Search code examples
pythonlinereadlineswritefile

Verify if previous line have same string than current line and sum value of another column


What i'm trying to do is that such script reads the current file:

chr1,700244,714068,LOC100288069,982
chr1,1568158,1570027,MMP23A,784
chr1,1567559,1570030,MMP23A,784
chr1,1849028,1850740,TMEM52,799
chr1,2281852,2284100,LOC100129534,934
chr1,2281852,2284100,LOC100129534,800
chr1,2460183,2461684,HES5,819
chr1,2460183,2461684,HES5,850
chr1,2517898,2522908,FAM213B,834
chr1,2518188,2522908,FAM213B,834
chr1,2518188,2522908,FAM213B,834
chr1,2518188,2522908,FAM213B,834
chr1,2517898,2522908,FAM213B,834

if the column 3 repeats in line, sum the value of colum 4 and yield the mean value of such sum. The output should be:

chr1,700244,714068,LOC100288069,982
chr1,1568158,1570027,MMP23A,784
chr1,1849028,1850740,TMEM52,799
chr1,2281852,2284100,LOC100129534,934
chr1,2460183,2461684,HES5,834.5
chr1,2517898,2522908,FAM213B,867

I tried this script but its not working. Could anyone give me some tip?

f1 = open('path', 'r')

reader1 = f1.read()

f3 = open('path/B_Media.txt','wb')

for line1 in f1:

    coluna = line1.split(',')
    chr = coluna[0]
    start = coluna[1]
    end = coluna[2]
    gene = coluna[3]
    valor_B = coluna[4]
    previous_line = current_line
    current_line = line
    gene2 = previous_line[3]
    soma_B2 = previous_line[4]
    soma_de_B = int(valor_B)+int(soma_B2)
    if gene == gene2:
            x += 1
            media_gene = soma_de_B/x
            output = chr + "," + start + "," + end + "," + gene + "," +valor_B+","+media_gene
            f3.write(output)
            f3.flush()
            print output

Solution

  • As you need to know what happens next (speaking in a way of reading line by line), I would split up the reading and the writing into two different parts.

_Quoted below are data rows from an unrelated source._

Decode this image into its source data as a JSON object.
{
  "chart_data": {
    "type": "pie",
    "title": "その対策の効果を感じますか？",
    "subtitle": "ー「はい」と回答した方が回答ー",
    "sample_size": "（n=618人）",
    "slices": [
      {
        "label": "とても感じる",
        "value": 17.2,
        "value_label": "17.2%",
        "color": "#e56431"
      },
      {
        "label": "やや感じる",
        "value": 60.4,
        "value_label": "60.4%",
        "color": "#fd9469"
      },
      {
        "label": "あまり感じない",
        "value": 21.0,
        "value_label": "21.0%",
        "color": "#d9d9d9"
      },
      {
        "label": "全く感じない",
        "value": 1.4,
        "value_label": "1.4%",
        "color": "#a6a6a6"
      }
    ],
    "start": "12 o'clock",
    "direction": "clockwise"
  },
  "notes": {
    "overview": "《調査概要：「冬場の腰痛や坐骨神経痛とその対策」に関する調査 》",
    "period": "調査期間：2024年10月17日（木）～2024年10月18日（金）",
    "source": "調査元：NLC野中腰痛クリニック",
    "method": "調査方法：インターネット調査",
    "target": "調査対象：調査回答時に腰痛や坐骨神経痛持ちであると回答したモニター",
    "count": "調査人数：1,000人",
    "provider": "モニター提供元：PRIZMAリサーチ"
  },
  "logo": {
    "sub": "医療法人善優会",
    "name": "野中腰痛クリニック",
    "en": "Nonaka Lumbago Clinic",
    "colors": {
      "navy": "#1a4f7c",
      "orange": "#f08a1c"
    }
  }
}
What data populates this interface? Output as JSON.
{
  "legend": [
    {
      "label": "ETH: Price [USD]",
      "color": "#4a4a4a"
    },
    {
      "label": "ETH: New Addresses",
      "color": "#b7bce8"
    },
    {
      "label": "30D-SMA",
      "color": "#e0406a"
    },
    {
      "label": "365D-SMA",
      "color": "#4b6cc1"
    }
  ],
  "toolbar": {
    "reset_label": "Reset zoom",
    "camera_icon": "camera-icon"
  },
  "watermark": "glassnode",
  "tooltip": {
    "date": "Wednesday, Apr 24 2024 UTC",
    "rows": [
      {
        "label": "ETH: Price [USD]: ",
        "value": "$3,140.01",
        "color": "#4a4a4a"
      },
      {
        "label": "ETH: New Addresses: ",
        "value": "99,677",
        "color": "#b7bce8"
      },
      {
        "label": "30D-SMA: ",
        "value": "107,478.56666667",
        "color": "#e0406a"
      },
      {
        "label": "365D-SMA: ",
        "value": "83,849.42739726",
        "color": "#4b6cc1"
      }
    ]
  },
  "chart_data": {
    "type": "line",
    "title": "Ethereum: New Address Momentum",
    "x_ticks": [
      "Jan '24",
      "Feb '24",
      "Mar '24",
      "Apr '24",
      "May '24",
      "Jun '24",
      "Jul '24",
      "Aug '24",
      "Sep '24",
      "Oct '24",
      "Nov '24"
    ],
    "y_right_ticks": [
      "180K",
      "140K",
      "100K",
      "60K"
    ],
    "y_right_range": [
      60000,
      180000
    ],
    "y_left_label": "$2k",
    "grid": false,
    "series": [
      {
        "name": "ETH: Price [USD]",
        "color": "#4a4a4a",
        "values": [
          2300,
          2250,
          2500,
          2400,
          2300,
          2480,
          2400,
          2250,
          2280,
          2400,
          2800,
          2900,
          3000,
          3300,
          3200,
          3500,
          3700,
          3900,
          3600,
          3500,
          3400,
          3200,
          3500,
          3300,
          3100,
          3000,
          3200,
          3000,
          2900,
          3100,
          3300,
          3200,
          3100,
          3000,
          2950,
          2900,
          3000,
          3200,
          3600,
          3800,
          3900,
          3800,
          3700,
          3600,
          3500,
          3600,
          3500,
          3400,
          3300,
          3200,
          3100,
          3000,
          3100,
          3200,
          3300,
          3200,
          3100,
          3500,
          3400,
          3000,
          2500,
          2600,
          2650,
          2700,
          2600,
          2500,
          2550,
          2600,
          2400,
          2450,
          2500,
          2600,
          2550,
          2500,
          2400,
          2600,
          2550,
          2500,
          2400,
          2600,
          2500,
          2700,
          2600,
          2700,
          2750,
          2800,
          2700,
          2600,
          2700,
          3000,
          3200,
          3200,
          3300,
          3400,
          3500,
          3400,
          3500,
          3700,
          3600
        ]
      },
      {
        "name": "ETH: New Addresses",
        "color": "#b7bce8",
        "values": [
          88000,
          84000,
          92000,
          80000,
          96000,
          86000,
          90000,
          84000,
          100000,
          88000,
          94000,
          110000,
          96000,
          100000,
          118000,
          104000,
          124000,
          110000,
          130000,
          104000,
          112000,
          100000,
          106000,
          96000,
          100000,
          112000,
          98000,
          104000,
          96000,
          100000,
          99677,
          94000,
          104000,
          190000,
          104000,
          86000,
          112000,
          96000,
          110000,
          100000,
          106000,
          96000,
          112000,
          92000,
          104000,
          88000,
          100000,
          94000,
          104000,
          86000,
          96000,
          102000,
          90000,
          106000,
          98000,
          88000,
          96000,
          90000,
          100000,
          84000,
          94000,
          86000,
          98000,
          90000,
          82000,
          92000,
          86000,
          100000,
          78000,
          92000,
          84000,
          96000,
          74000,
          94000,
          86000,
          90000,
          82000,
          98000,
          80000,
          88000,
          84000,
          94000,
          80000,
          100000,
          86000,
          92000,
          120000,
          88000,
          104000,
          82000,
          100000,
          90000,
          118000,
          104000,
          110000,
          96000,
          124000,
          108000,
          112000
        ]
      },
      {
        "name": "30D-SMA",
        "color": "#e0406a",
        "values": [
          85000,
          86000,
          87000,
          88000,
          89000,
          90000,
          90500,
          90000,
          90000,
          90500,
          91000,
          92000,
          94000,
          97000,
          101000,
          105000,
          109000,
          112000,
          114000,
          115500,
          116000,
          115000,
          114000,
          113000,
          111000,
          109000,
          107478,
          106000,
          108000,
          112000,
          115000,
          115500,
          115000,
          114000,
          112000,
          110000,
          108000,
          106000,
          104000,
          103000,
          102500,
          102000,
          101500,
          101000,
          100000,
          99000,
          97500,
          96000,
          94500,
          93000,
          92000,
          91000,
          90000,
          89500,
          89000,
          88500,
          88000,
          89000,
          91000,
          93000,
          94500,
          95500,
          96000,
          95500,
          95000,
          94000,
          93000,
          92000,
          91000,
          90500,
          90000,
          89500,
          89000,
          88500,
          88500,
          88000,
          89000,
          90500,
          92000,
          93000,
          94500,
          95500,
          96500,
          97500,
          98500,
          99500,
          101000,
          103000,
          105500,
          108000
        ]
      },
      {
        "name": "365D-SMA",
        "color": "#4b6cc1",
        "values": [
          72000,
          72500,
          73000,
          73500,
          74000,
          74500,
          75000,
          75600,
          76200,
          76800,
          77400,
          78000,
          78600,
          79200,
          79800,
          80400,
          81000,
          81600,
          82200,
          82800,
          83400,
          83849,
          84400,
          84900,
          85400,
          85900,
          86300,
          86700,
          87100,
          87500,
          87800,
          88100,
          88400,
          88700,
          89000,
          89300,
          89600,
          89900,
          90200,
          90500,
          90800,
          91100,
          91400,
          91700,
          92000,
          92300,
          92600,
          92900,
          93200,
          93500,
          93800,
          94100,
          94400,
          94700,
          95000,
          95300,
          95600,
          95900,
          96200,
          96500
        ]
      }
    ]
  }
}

    Also, the csv-module might come in handy, as you don't have to deal with any special cases (like commas in the text etc.) and reading/writing is really easy. It is generally a good practice to open files with with, because closing it is automatically handled.

    Now for some code :-)

    from __future__ import division
    import csv
    
    gene = 3
    valor_B = 4
    
    data = []
    with open('data.csv', 'r') as readfile:
        reader = csv.reader(readfile)
        for row in reader:
            data.append(row)
    
    values_to_add = []
    with open('B_Media.txt','wb') as writefile:
        writer = csv.writer(writefile)
    
        for i in range(len(data)):
            values_to_add.append(int(data[i][valor_B]))
            # if last row or row is different from previous, write it
            if i == len(data)-1 or data[i][gene] != data[i+1][gene]:
                data[i][valor_B] = sum(values_to_add)/len(values_to_add)
                writer.writerow(data[i])
                values_to_add = []
    

    Basically it first reads everything from the input file and puts it into data. Then, with the output file, it goes through every line, doing the following:

    • Add the value from column 4, which we will eventually write (mabye not now in this pass, but eventually), to a list of values to write
    • If we came to a line which is either different than the previous or the last line (we need to catch that one too!), write to output. If we do this, we take the mean of our list of values which we collected so far (at least 1, maybe 2 or more). We calculate the mean by using sum()/len() and replace the corresponding column with our new value, then write it to the output file.
    • If this is not the case, do nothing! The value from column 4 is already added to the list in the first step, so we can just go one step ahead to the next row.

    Result:

    chr1,700244,714068,LOC100288069,982.0
    chr1,1567559,1570030,MMP23A,784.0
    chr1,1849028,1850740,TMEM52,799.0
    chr1,2281852,2284100,LOC100129534,867.0
    chr1,2460183,2461684,HES5,834.5
    chr1,2517898,2522908,FAM213B,834.0
    

    (You might recognize the from __future__ import division statement, which makes sure we can have non-integer values when dividing, like 834.5.)